Burton, who was wrestling a balky seat belt, said, “You mean if there's more than one Captain Cock?”

“It's Key West, Rog. There might be a franchise.”

“I'm gonna drop by Sonny's office and fill him in on what we've got. What
I've
got.”

“Good old Sonny,” Yancy said. “It'll be nice to see him.”

“You're not coming.”

“What could it hurt? Just a quick hello.”

Burton cut the wheel hard and pulled away from the curb in a manner that ended the conversation.

“Then drop me on Duval,” said Yancy. “Now that Rosa's bid farewell, Buck Nance is my new obsession.”

“Why don't you go home and lie around feeling sorry for yourself until she comes back? Tell Lombardo you can't work because you caught hantavirus from breathing all those rat hairs. Drink heavily. Smoke too much dope. Sleep late and don't bathe. I'll swing by to check your pulse every few days.”

“The human bloodhound is what they call me.”
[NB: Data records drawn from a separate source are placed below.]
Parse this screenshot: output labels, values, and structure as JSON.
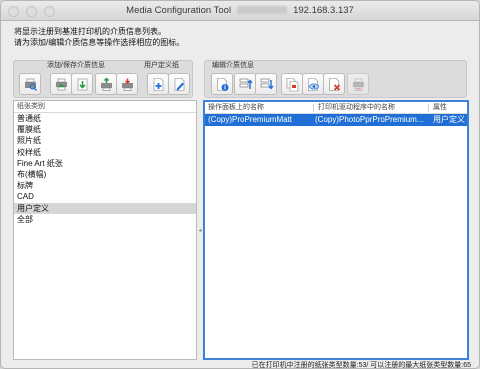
{
  "window": {
    "title_prefix": "Media Configuration Tool",
    "title_ip": "192.168.3.137"
  },
  "intro": {
    "line1": "将显示注册到基准打印机的介质信息列表。",
    "line2": "请为添加/编辑介质信息等操作选择相应的图标。"
  },
  "toolbar": {
    "add_save_label": "添加/保存介质信息",
    "custom_paper_label": "用户定义纸",
    "edit_label": "编辑介质信息"
  },
  "left_list": {
    "header": "纸张类别",
    "items": [
      "普通纸",
      "覆膜纸",
      "照片纸",
      "校样纸",
      "Fine Art 纸张",
      "布(横幅)",
      "标牌",
      "CAD",
      "用户定义",
      "全部"
    ],
    "selected": "用户定义"
  },
  "right_table": {
    "columns": [
      "操作面板上的名称",
      "打印机驱动程序中的名称",
      "属性"
    ],
    "rows": [
      {
        "panel_name": "(Copy)ProPremiumMatt",
        "driver_name": "(Copy)PhotoPprProPremium...",
        "attribute": "用户定义"
      }
    ]
  },
  "status": {
    "text": "已在打印机中注册的纸张类型数量:53/ 可以注册的最大纸张类型数量:65"
  },
  "colors": {
    "selection": "#1f6fd6",
    "panel_focus_border": "#3b82d8"
  }
}
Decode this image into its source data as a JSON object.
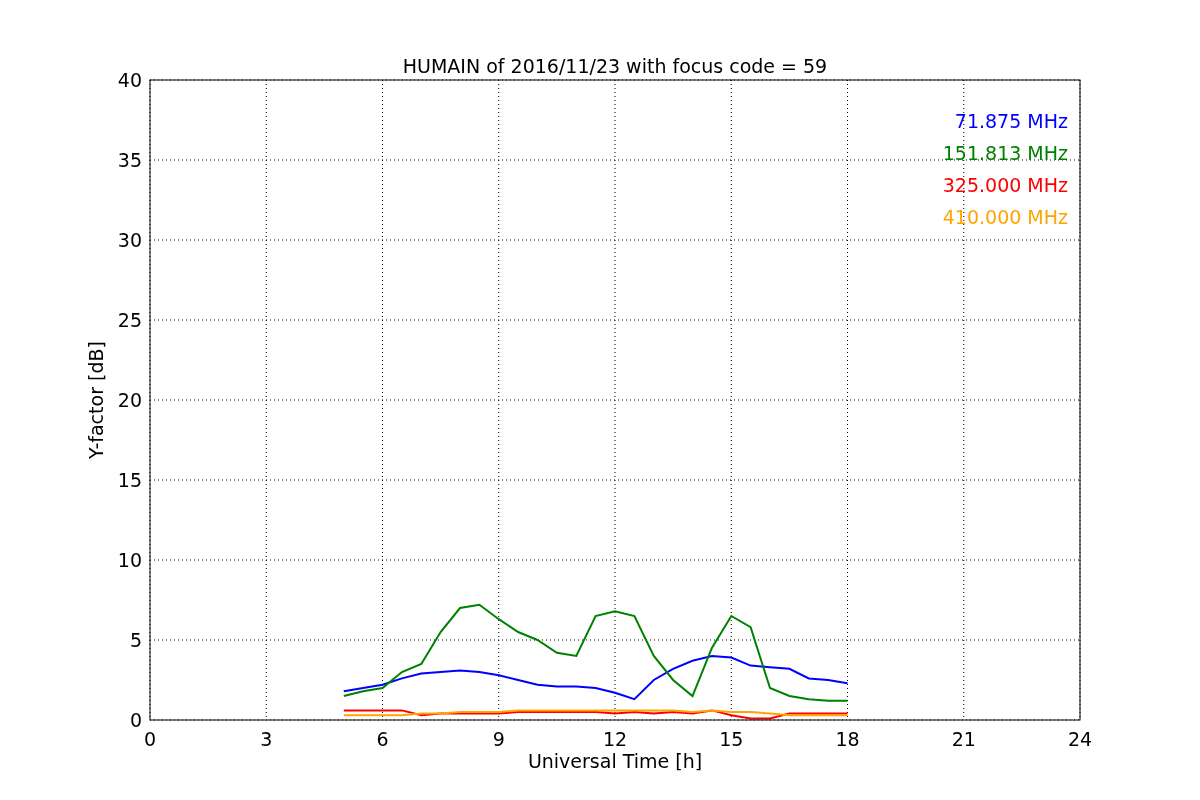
{
  "plot": {
    "chart_data": {
      "type": "line",
      "title": "HUMAIN of 2016/11/23 with focus code = 59",
      "xlabel": "Universal Time [h]",
      "ylabel": "Y-factor [dB]",
      "x": [
        5,
        5.5,
        6,
        6.5,
        7,
        7.5,
        8,
        8.5,
        9,
        9.5,
        10,
        10.5,
        11,
        11.5,
        12,
        12.5,
        13,
        13.5,
        14,
        14.5,
        15,
        15.5,
        16,
        16.5,
        17,
        17.5,
        18
      ],
      "series": [
        {
          "name": "71.875 MHz",
          "color": "#0000ff",
          "values": [
            1.8,
            2.0,
            2.2,
            2.6,
            2.9,
            3.0,
            3.1,
            3.0,
            2.8,
            2.5,
            2.2,
            2.1,
            2.1,
            2.0,
            1.7,
            1.3,
            2.5,
            3.2,
            3.7,
            4.0,
            3.9,
            3.4,
            3.3,
            3.2,
            2.6,
            2.5,
            2.3
          ]
        },
        {
          "name": "151.813 MHz",
          "color": "#008000",
          "values": [
            1.5,
            1.8,
            2.0,
            3.0,
            3.5,
            5.5,
            7.0,
            7.2,
            6.3,
            5.5,
            5.0,
            4.2,
            4.0,
            6.5,
            6.8,
            6.5,
            4.0,
            2.5,
            1.5,
            4.5,
            6.5,
            5.8,
            2.0,
            1.5,
            1.3,
            1.2,
            1.2
          ]
        },
        {
          "name": "325.000 MHz",
          "color": "#ff0000",
          "values": [
            0.6,
            0.6,
            0.6,
            0.6,
            0.3,
            0.4,
            0.4,
            0.4,
            0.4,
            0.5,
            0.5,
            0.5,
            0.5,
            0.5,
            0.4,
            0.5,
            0.4,
            0.5,
            0.4,
            0.6,
            0.3,
            0.1,
            0.1,
            0.4,
            0.4,
            0.4,
            0.4
          ]
        },
        {
          "name": "410.000 MHz",
          "color": "#ffa500",
          "values": [
            0.3,
            0.3,
            0.3,
            0.3,
            0.4,
            0.4,
            0.5,
            0.5,
            0.5,
            0.6,
            0.6,
            0.6,
            0.6,
            0.6,
            0.6,
            0.6,
            0.6,
            0.6,
            0.5,
            0.6,
            0.5,
            0.5,
            0.4,
            0.3,
            0.3,
            0.3,
            0.3
          ]
        }
      ],
      "xlim": [
        0,
        24
      ],
      "ylim": [
        0,
        40
      ],
      "xticks": [
        0,
        3,
        6,
        9,
        12,
        15,
        18,
        21,
        24
      ],
      "yticks": [
        0,
        5,
        10,
        15,
        20,
        25,
        30,
        35,
        40
      ],
      "grid": true
    }
  }
}
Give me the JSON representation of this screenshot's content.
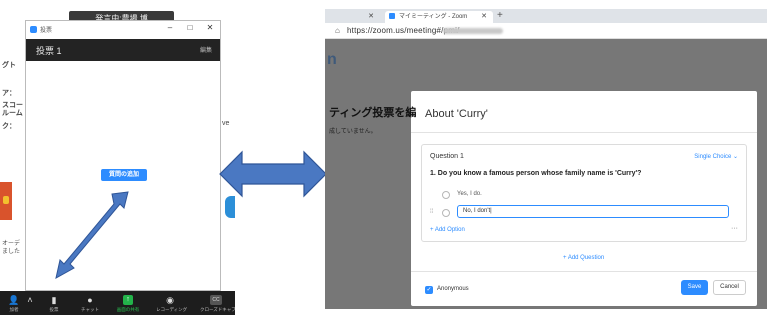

“A pain in the sphincter is what they call you. Please don't screw up my case.”

Yancy stepped out of the car at the corner. “You'll be the first to know when I track down this character,” he said to Burton. “Keep your ringer on, amigo.”

—

Winchell wasn't working at the Bull that night, but the barmaid gave Yancy an address in Bahama Village. It was Winchell's wife who answered the door. In a clamorous scrum behind her Yancy counted four small kids. Winchell emerged from a back room wearing a towel and a frown. He looked much older than his wife and stood at least six-two, though his arms were thin and his gut was flabby.